W00 G.S. 270 (CENOZOIC) ICE AGE EARTH
  (enrollment code for graduate students: 65508)
   
  First (Organizational) Meeting: 6-7 PM, Thursday, 13 Jan, 2000, Webb 1006C (Geol Sci Conference Room) At this meeting we will plan the quarter, so please come prepared to make some decisions.
 
Time?
  In general, the seminar will meet for three hours on Thursday evenings.
  5:15-8:15, 6-9, 7-10?
  One possibility: we could call in or bring food and take a light dinner break midway.
   

  Topics?
  Each participant will choose one or two topics to present to the class.
  I hope each topic will have two presenters:
  1) someone who is interested but doesn't presently know much about the subject, the "mentee" (this person will take the primary initiative for the logistics of the presentation), and
  2) a more knowledgeable "mentor" (someone who has at least an inkling of the hot sub-topics and who has ideas about where to find appropriate sources of information.)
  Please think about what topic(s) you would like to present and whether there are topics about which you could be the mentor. (I presume any attending faculty will serve as mentors for their favorite subjects; but we'll need some graduate student mentors as well.)
   
   
  I suggest that each presentation include the following:
  a basic introduction, presented by the "mentee"- presenting, at a non-specialist level, the info that every earth scientist should know. (Note: This can be the hardest part - not easy to be simple and clear.) an exercise/discussion question for the group to do and debate, one that will cement in the basic info. a second presentation covering some more advanced topics with lots of room for questions and discussion, presented by "mentee", "mentor" or both, as you wish.
 
Paperwork to be handed out to class for your presentation
  (prepared/produced by the "mentee" with input from the "mentor"): Outlines of basic and advanced topics lectures (hand in first draft to Atwater on 20 Jan) Figures, with their sources specified, for reference during your presentations.

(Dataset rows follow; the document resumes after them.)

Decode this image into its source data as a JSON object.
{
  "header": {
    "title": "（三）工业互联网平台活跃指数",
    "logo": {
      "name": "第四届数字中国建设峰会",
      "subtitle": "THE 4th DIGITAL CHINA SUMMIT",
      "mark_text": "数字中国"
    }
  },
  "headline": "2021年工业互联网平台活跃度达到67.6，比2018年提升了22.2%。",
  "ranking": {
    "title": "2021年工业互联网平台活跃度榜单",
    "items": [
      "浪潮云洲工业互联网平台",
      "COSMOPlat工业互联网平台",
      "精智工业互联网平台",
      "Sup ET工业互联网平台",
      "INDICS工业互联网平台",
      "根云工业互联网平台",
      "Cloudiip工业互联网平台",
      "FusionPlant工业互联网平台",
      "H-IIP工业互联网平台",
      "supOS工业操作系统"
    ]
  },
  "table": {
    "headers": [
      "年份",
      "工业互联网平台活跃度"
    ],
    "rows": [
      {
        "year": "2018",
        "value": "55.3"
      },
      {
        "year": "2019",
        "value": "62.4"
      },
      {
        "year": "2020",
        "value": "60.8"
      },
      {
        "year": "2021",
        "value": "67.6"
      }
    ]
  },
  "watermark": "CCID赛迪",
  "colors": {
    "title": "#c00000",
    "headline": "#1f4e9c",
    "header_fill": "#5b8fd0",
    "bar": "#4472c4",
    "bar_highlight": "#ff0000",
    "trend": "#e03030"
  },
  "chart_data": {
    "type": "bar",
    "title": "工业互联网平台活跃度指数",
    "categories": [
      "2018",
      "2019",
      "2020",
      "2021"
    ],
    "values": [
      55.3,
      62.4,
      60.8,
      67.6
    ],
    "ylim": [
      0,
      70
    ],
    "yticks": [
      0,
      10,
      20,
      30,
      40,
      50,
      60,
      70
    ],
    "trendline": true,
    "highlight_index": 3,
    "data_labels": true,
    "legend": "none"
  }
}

Annotated bibliography of especially useful references. Exercise/discussion question to be done in class.
   

  I would like to invite a few guests from outside. Perhaps some topics would be covered by them.

 

  POSSIBLE SEMINAR TOPICS
  Here is my list of possible topics. (This is the same list that I sent out in my e-mail of Dec 8.) Feel free to propose others.
 
Cenozoic cooling of the Earth:
  Various factors and events that led to the cooling of the planet and the stepwise response of the growing cryosphere.
 
Milankovich and sub-Milankovich climate cycles:
  Their astronomical causes and their Pleistocene/Holo- cene patterns and nomenclature, how they show up in the various data sets and how these different records agree and disagree, evidence for slow coolings and abrupt warmings and theories about the causes of rapid climate changes. Also, how they are used for "astronomical dating"
 
Ocean circulation changes:
  Openings and closings of gateways, melt water exits via the Mississippi vs the St Lawrence, pan-oceanic mid-water conveyor belt and when it was or wasn't operational.
 
Glacial conditions in Asia and North America:
  Ice extent and variations and general climatic con- ditions (wind and dust). Also, post-glacial rebound records.
 
Western North American ice age effects:
  Basin and Range lake systems and their demise, Missoula floods and resulting scab lands, Lake Bonneville floods(?), Sierran glacial record, species extinctions and species isolations with climate and sea level changes.
 
Sea level fluctuations:
  The global record, local marine terrace record, sea level-related floods in the Mediterranean Sea, Black Sea, and Persian Gulf, the effects of these fluctuations on the migrations of early peoples and the rise of civilization in Mesopotamia (and in China?).